BANGOR, Maine — Two Canadians and two Americans have been indicted by a federal grand jury in connection with a plot to smuggle into the U.S. tusks from narwhal whales.
Andrew J. Zarauskas, 59, of Union N.J. and Jay Gus Conrad, 66, of Lakeland, Tenn., and the Canadians were indicted last month on charges of conspiracy to import merchandise, conspiracy to launder money, and smuggling goods into the U.S. through the Milltown Port of Entry in Calais.
The names of the Canadians involved have not been released.
Zarauskas was arrested Friday in New Jersey, according to the federal court’s electronic case filing system. The indictment was made public Friday.
The defendants’ first court appearances have not been set in Maine nor in other states.
The narwhal is a medium-sized toothed whale native to Arctic waters and protected by the Marine Mammal Protection Act.
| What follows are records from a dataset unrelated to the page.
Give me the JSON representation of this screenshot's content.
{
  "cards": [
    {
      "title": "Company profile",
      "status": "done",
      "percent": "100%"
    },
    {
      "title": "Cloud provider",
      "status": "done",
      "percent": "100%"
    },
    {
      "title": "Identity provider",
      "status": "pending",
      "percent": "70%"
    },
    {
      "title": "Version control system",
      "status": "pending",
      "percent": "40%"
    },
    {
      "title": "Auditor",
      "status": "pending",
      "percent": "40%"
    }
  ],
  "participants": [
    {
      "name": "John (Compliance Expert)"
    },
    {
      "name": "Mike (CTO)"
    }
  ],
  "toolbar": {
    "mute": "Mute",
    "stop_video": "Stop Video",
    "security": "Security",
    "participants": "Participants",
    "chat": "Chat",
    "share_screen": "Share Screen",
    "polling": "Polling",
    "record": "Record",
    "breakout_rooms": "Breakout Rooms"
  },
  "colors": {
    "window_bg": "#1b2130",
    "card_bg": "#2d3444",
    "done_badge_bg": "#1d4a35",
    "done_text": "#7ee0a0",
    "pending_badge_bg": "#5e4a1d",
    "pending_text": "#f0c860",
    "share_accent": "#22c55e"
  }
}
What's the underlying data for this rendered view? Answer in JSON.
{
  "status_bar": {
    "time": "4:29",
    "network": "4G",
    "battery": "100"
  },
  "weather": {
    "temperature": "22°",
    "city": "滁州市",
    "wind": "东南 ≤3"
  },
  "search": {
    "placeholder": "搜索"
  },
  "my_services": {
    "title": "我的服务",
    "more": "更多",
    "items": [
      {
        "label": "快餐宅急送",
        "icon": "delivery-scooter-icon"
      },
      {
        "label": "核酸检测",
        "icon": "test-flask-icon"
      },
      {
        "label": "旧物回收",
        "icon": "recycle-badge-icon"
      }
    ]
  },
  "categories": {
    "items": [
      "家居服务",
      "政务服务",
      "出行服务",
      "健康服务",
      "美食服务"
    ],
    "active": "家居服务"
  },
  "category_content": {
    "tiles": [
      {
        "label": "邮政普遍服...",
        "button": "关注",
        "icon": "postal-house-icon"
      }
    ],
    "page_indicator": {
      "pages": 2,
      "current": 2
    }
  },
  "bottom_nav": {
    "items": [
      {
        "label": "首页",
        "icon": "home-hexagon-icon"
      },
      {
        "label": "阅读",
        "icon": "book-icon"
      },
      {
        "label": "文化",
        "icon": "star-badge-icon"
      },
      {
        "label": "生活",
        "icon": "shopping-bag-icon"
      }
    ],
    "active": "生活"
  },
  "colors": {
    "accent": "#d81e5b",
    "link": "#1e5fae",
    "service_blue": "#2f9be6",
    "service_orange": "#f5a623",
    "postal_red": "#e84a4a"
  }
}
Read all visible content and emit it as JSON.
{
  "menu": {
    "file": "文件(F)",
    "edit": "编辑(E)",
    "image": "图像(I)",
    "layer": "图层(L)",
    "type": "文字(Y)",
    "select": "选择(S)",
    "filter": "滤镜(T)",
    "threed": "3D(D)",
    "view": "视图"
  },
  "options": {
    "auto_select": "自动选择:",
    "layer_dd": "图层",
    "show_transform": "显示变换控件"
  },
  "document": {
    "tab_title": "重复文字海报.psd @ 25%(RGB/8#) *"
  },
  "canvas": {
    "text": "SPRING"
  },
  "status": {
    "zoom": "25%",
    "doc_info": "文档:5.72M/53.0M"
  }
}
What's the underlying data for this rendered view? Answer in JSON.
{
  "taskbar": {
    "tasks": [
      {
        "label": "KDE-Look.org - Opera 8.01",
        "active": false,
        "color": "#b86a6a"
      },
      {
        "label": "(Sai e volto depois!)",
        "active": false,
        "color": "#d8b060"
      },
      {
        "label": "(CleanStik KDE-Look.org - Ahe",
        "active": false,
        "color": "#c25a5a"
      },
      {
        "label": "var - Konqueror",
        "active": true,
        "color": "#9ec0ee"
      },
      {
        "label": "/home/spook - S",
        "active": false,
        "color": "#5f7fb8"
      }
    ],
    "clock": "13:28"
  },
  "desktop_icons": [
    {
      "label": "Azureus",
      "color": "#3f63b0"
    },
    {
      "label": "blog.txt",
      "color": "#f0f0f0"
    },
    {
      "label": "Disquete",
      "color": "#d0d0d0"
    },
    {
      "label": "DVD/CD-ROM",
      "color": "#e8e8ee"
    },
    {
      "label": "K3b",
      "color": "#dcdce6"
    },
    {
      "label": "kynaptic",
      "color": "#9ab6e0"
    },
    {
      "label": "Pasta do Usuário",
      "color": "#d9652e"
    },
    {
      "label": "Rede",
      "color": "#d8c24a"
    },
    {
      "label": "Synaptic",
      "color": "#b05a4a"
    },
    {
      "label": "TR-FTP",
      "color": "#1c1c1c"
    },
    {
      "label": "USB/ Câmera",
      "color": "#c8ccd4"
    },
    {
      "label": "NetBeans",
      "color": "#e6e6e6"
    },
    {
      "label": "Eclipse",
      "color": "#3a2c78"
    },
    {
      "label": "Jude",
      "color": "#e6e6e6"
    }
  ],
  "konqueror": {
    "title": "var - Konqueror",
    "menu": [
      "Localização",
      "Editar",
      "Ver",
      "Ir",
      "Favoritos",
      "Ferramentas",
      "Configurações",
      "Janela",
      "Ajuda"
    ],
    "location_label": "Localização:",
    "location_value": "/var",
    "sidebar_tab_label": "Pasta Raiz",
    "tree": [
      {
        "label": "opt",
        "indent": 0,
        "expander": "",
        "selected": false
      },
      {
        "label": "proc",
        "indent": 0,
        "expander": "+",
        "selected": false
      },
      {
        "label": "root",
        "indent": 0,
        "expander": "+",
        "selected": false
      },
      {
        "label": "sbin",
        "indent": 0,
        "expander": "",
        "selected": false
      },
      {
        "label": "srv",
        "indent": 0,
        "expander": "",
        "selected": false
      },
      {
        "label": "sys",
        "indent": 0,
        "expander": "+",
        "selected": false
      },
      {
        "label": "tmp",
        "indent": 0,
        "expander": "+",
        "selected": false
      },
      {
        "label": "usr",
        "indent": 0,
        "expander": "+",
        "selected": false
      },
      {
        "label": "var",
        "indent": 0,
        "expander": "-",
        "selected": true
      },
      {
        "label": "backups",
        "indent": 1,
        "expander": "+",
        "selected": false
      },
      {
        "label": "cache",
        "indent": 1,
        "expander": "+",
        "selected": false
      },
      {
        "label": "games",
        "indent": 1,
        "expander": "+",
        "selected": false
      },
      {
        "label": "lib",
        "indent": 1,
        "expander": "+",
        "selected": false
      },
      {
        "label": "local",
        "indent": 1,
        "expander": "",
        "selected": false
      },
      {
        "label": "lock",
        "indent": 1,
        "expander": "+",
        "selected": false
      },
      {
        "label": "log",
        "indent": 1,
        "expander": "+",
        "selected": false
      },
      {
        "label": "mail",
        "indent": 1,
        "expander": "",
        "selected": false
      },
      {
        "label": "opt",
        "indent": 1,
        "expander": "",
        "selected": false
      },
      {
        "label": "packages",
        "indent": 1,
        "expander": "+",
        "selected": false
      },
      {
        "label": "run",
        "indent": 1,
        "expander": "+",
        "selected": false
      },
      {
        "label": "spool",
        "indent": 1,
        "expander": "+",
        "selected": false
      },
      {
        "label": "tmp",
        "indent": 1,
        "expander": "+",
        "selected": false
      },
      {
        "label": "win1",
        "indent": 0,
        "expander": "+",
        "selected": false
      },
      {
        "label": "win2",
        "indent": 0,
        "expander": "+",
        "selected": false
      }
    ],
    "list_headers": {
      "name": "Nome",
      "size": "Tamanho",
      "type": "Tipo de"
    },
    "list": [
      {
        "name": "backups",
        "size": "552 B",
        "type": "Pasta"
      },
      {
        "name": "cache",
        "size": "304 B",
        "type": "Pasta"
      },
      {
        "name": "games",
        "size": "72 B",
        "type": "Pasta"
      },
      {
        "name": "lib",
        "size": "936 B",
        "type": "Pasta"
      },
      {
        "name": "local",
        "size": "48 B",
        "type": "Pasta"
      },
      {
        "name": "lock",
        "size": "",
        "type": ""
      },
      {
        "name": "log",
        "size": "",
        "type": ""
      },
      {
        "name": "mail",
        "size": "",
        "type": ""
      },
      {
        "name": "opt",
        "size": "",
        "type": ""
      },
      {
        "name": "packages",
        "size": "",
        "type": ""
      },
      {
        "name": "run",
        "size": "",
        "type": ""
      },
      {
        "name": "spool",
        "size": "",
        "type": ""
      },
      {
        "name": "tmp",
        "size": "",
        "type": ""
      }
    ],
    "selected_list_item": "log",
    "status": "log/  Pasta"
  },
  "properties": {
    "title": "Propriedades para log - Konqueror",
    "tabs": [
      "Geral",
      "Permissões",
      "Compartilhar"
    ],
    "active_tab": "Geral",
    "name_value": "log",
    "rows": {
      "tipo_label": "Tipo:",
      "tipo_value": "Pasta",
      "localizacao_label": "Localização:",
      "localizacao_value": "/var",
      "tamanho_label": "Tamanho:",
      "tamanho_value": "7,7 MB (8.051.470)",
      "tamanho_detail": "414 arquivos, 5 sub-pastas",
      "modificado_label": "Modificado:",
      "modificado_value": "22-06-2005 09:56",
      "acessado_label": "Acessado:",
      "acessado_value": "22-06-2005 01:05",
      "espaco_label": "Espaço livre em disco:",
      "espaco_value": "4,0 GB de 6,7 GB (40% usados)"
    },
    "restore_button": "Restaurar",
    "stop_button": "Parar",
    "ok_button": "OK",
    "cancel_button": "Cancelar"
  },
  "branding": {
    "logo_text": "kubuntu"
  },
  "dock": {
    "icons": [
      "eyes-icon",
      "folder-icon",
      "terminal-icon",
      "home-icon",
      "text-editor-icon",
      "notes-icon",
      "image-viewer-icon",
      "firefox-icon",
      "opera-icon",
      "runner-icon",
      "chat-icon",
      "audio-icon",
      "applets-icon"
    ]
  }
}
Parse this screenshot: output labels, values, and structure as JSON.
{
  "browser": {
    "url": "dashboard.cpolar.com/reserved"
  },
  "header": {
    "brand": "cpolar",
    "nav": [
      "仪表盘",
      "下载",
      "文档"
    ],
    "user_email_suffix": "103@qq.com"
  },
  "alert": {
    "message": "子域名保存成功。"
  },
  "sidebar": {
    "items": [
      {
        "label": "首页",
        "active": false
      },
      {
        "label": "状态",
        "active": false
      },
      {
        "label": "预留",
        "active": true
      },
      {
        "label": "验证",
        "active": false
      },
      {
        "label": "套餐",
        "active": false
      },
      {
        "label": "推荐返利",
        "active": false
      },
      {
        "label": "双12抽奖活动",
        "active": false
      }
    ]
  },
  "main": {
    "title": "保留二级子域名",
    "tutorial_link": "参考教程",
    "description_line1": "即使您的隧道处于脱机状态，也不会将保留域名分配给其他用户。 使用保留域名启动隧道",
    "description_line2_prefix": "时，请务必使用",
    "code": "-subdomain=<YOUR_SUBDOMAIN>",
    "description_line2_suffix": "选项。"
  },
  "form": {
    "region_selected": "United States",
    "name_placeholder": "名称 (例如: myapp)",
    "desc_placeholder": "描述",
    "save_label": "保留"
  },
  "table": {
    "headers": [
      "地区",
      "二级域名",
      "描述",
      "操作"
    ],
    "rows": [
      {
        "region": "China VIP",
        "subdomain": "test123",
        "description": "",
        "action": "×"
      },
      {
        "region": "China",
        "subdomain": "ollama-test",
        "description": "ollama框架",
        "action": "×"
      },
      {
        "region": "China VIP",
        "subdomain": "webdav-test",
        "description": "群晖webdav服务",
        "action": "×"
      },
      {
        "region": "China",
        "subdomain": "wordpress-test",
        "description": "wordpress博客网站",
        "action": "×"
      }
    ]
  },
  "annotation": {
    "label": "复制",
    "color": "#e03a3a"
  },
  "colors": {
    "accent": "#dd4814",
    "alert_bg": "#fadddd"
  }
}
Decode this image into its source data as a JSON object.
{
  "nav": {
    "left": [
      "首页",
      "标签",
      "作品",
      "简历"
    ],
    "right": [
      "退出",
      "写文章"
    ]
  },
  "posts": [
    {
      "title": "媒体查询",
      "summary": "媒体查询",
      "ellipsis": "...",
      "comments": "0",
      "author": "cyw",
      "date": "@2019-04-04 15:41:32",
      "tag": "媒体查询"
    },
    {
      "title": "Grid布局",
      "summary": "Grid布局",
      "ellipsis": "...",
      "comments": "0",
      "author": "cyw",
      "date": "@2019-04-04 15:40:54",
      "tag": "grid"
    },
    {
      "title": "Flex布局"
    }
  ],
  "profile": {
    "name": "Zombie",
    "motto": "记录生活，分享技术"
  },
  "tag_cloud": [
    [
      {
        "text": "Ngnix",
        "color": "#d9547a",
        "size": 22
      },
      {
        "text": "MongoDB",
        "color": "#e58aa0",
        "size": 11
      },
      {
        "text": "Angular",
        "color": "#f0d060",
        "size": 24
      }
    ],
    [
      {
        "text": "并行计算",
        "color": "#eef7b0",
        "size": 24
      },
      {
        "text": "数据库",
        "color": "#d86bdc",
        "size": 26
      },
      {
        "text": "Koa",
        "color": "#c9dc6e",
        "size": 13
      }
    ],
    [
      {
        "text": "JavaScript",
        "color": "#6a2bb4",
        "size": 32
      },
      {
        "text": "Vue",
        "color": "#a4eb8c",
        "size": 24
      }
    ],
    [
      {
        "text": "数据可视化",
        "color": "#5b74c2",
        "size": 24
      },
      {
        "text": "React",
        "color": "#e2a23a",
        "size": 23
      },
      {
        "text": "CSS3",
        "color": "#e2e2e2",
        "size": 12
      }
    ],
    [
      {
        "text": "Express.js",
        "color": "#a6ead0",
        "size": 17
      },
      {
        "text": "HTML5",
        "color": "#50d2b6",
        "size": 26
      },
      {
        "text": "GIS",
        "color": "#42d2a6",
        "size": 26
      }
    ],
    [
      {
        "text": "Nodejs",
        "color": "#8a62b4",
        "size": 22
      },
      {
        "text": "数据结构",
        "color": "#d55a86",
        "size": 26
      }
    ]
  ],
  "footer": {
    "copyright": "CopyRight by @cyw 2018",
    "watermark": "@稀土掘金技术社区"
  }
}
The law prohibits any person from using any port, harbor or other place under the jurisdiction of the United States to import marine mammals or marine mammal products, the indictment said. It is also unlawful for any person to transport, purchase, sell, export, or offer to purchase, sell, or export any marine mammal or marine mammal product for any purpose other than public display, scientific research, or enhancing the survival of a species.
The Canadians and Conrad and Zarauskas conspired from December 2000 to February 2010 to smuggle the tusks into the U.S. and to hide the proceeds of their sale, the indictment, dated Nov. 14, said. The Canadians purchased the tusks in northern Canada, then contacted potential buyers on the Internet.
According to the indictment, the Canadians customized a vehicle and a utility trailer to conceal the tusks. Once in Maine, the men drove to the Bangor FedEx location and sent more than 75 shipments of the tusks to customers, including Conrad in Tennessee and Zarauskas in New Jersey.
The Canadians, either separately or together, set up a bank account at Machias Savings Bank in Bangor and a mailing address in Ellsworth, where payments from Conrad for the illegal tusks were sent, the indictment said. The Canadians had the money transferred to a Canadian bank or withdrew it in large amounts from the bank.
If convicted, Zarauskas and Conrad each face up to 20 years in prison on the money laundering and smuggling charges.